Sorular üzerine, o dönemde, Fetullahçı Terör Örgütü'ne (FETÖ) ilişkin özel bir rapor bulunmadığını ancak Harp Okullarına sızmanın başladığının şimdi anlaşıldığını aktaran Çiller, Yüksek Askeri Şura kararlarına hiçbir zaman şerh koymadığını anlattı. Harp Okulları sınavlarının YÖK'e devredilmesinin kendi döneminden sonra yaşandığını belirten Çiller, bundan sonra sıkıntıların başlamış olabileceğini düşündüğünü dile getirdi.

"KİMSENİN HADDİ DEĞİL BANA BUNU SÖYLEMEK"

"Burada yargılanan herhangi bir komutandan doğrudan 'Koalisyon kurmayın, darbe yaparız' şeklinde tehdit aldınız mı?" sorusuna da Tansu Çiller, "Kimsenin haddi değil bana bunu söylemek. Genelkurmaydan şu kuvvet komutanı gelip de bana 'Sayın Başbakan Yardımcısı hadi bakayım yap da göreyim' nasıl desin? Hayatın doğal akışına uygun mu? Anlattığım gibi yaptılar, o dönemde Genelkurmayın, askerin yarattığı atmosferdir benim söylediğim." diye konuştu.

"DEMİREL ASKERLE YÜRÜMÜŞ VE YOL AÇMIŞTIR"

Dönemin Cumhurbaşkanı Süleyman Demirel'i de eleştiren Tansu Çiller, şunları ifade etti:

"Sayın Cumhurbaşkanımız o süreçte demokrat kimliğini zaman zaman askıya alarak askerle yürümüş ve yol açmıştır, bu bir gerçektir.

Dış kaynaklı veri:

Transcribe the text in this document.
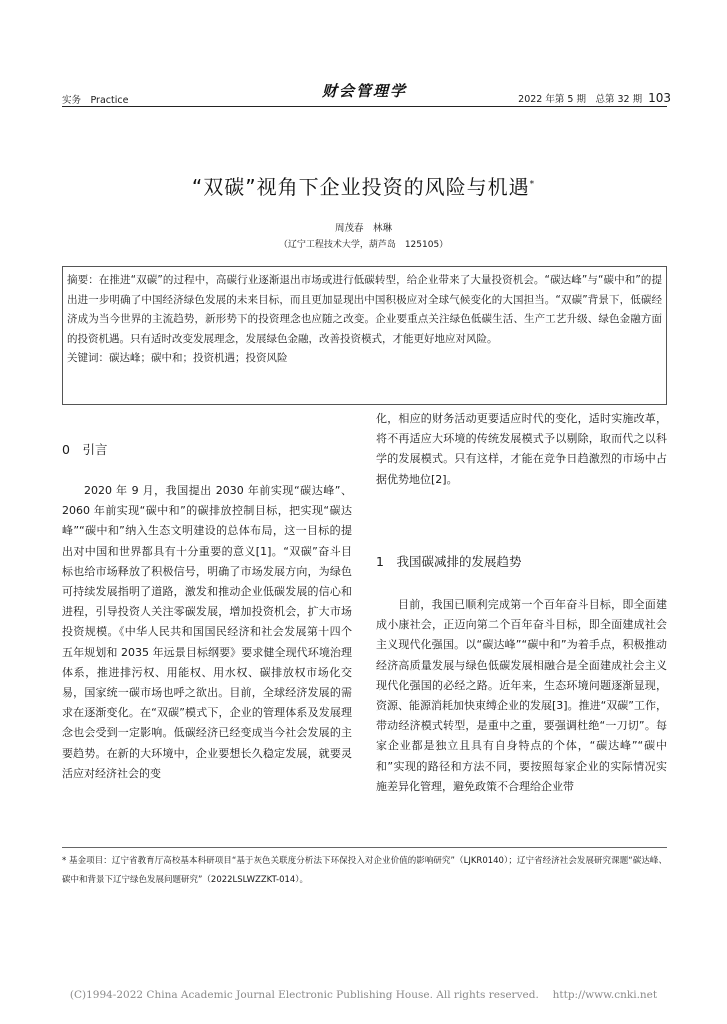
实务　Practice
财会管理学	2022 年第 5 期　总第 32 期 103
“双碳”视角下企业投资的风险与机遇*
周茂春　林琳
（辽宁工程技术大学，葫芦岛　125105）
摘要：在推进“双碳”的过程中，高碳行业逐渐退出市场或进行低碳转型，给企业带来了大量投资机会。“碳达峰”与“碳中和”的提出进一步明确了中国经济绿色发展的未来目标，而且更加显现出中国积极应对全球气候变化的大国担当。“双碳”背景下，低碳经济成为当今世界的主流趋势，新形势下的投资理念也应随之改变。企业要重点关注绿色低碳生活、生产工艺升级、绿色金融方面的投资机遇。只有适时改变发展理念，发展绿色金融，改善投资模式，才能更好地应对风险。
关键词：碳达峰；碳中和；投资机遇；投资风险
0　引言

2020 年 9 月，我国提出 2030 年前实现“碳达峰”、2060 年前实现“碳中和”的碳排放控制目标，把实现“碳达峰”“碳中和”纳入生态文明建设的总体布局，这一目标的提出对中国和世界都具有十分重要的意义[1]。“双碳”奋斗目标也给市场释放了积极信号，明确了市场发展方向，为绿色可持续发展指明了道路，激发和推动企业低碳发展的信心和进程，引导投资人关注零碳发展，增加投资机会，扩大市场投资规模。《中华人民共和国国民经济和社会发展第十四个五年规划和 2035 年远景目标纲要》要求健全现代环境治理体系，推进排污权、用能权、用水权、碳排放权市场化交易，国家统一碳市场也呼之欲出。目前，全球经济发展的需求在逐渐变化。在“双碳”模式下，企业的管理体系及发展理念也会受到一定影响。低碳经济已经变成当今社会发展的主要趋势。在新的大环境中，企业要想长久稳定发展，就要灵活应对经济社会的变

化，相应的财务活动更要适应时代的变化，适时实施改革，将不再适应大环境的传统发展模式予以剔除，取而代之以科学的发展模式。只有这样，才能在竞争日趋激烈的市场中占据优势地位[2]。

1　我国碳减排的发展趋势

目前，我国已顺利完成第一个百年奋斗目标，即全面建成小康社会，正迈向第二个百年奋斗目标，即全面建成社会主义现代化强国。以“碳达峰”“碳中和”为着手点，积极推动经济高质量发展与绿色低碳发展相融合是全面建成社会主义现代化强国的必经之路。近年来，生态环境问题逐渐显现，资源、能源消耗加快束缚企业的发展[3]。推进“双碳”工作，带动经济模式转型，是重中之重，要强调杜绝“一刀切”。每家企业都是独立且具有自身特点的个体，“碳达峰”“碳中和”实现的路径和方法不同，要按照每家企业的实际情况实施差异化管理，避免政策不合理给企业带

* 基金项目：辽宁省教育厅高校基本科研项目“基于灰色关联度分析法下环保投入对企业价值的影响研究”（LJKR0140）；辽宁省经济社会发展研究课题“碳达峰、碳中和背景下辽宁绿色发展问题研究”（2022LSLWZZKT-014）。
(C)1994-2022 China Academic Journal Electronic Publishing House. All rights reserved.　 http://www.cnki.net
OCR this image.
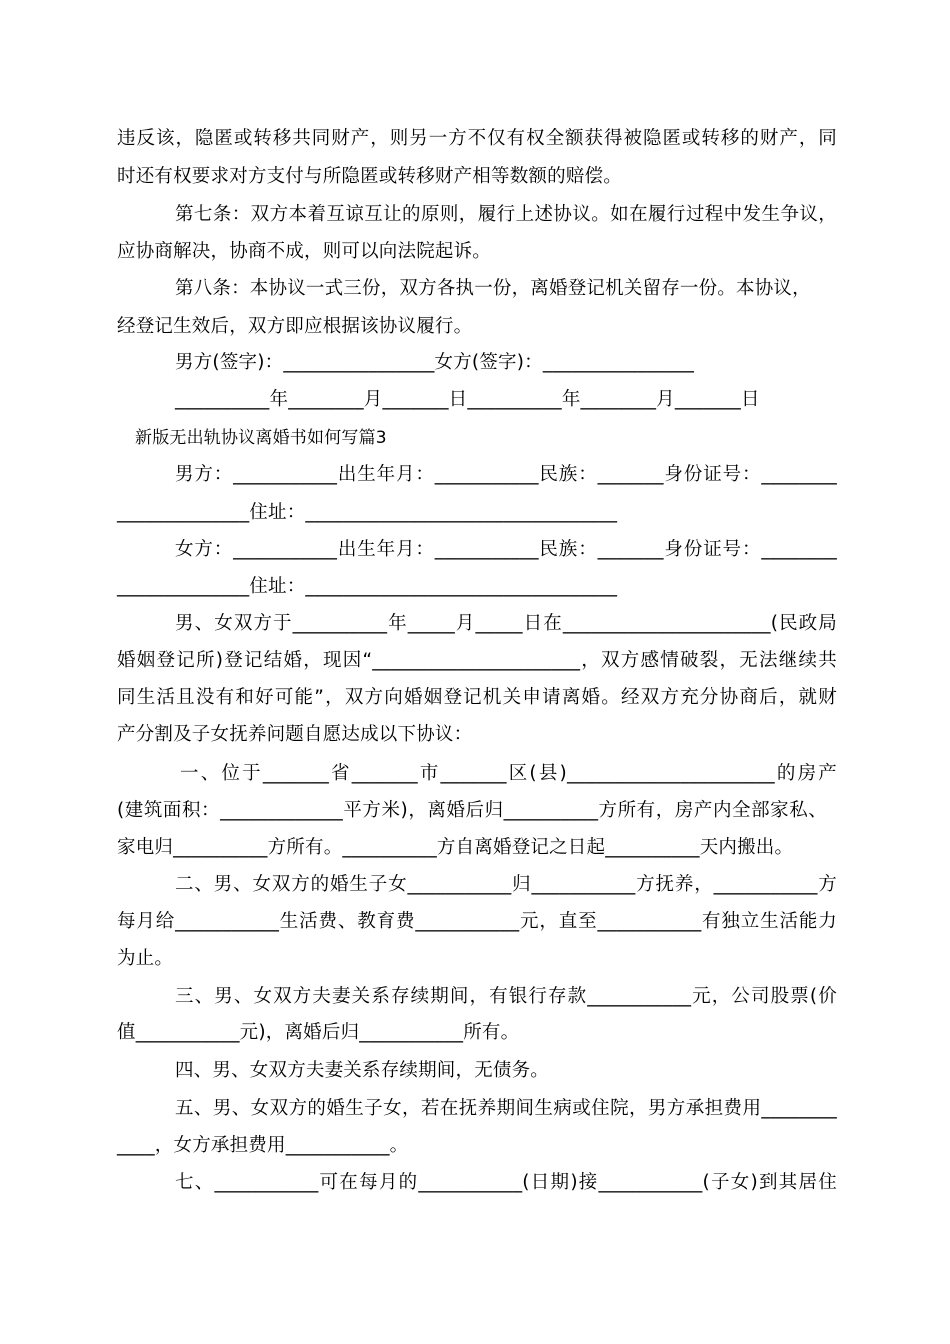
违反该，隐匿或转移共同财产，则另一方不仅有权全额获得被隐匿或转移的财产，同
时还有权要求对方支付与所隐匿或转移财产相等数额的赔偿。
第七条：双方本着互谅互让的原则，履行上述协议。如在履行过程中发生争议，
应协商解决，协商不成，则可以向法院起诉。
第八条：本协议一式三份，双方各执一份，离婚登记机关留存一份。本协议，
经登记生效后，双方即应根据该协议履行。
男方(签字)：________________女方(签字)：________________
__________年________月_______日__________年________月_______日
新版无出轨协议离婚书如何写篇3
男方：___________出生年月：___________民族：_______身份证号：________
______________住址：_________________________________
女方：___________出生年月：___________民族：_______身份证号：________
______________住址：_________________________________
男、女双方于__________年_____月_____日在______________________(民政局
婚姻登记所)登记结婚，现因“______________________，双方感情破裂，无法继续共
同生活且没有和好可能”，双方向婚姻登记机关申请离婚。经双方充分协商后，就财
产分割及子女抚养问题自愿达成以下协议：
一、位于_______省_______市_______区(县)______________________的房产
(建筑面积：_____________平方米)，离婚后归__________方所有，房产内全部家私、
家电归__________方所有。__________方自离婚登记之日起__________天内搬出。
二、男、女双方的婚生子女___________归___________方抚养，___________方
每月给___________生活费、教育费___________元，直至___________有独立生活能力
为止。
三、男、女双方夫妻关系存续期间，有银行存款___________元，公司股票(价
值___________元)，离婚后归___________所有。
四、男、女双方夫妻关系存续期间，无债务。
五、男、女双方的婚生子女，若在抚养期间生病或住院，男方承担费用________
____，女方承担费用___________。
七、___________可在每月的___________(日期)接___________(子女)到其居住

Sincan'da tanklar yürüyor, Cumhurbaşkanı 'Eğitim yapıyorlar ne var ki' diyor. Brifingler veriliyor, Türkiye ayakta, her gün Genelkurmay Başkanlığının ışıkları açık mı değil mi diye bakılıyordu, bunlar gerginlik değil mi? Sonra Batı Çalışma Grubu ortaya çıkıyor, Cumhurbaşkanına bilgilerini veriyoruz, Devlet Denetleme Kuruluna versin diye, o gidiyor bunu askere, 'Bilgileri bana verdiler, bakın buna' diyerek tevdi ediyor."

"ERBAKAN, ASKERDEN GÖRDÜĞÜ BASKI NEDENİYLE İSTİFA ETTİ"

Dönemin Başbakanı Necmettin Erbakan'ın, askerden gördüğü baskı nedeniyle istifa ettiğini, bunu "Büyük sıkıntı var" diyerek kendisine ilettiğiniaktaran Çiller, "Askerler brifing verdi, kadın derneklerine, yargıya, rektörlere, sendikalara, üniversitelere. Bunlar hep darbe çerçevesinde yapıldı." dedi.

Süreçte askerle hükümet arasında net bir gerginlik yaşandığını, hükümetin baskı altına alındığını anlatan Çiller, "Sonuç itibariyle Erbakan gibi hiçbir biçimde koltuğunu bırakmak istemeyen birisi istifasını vermiştir." sözlerine yer verdi.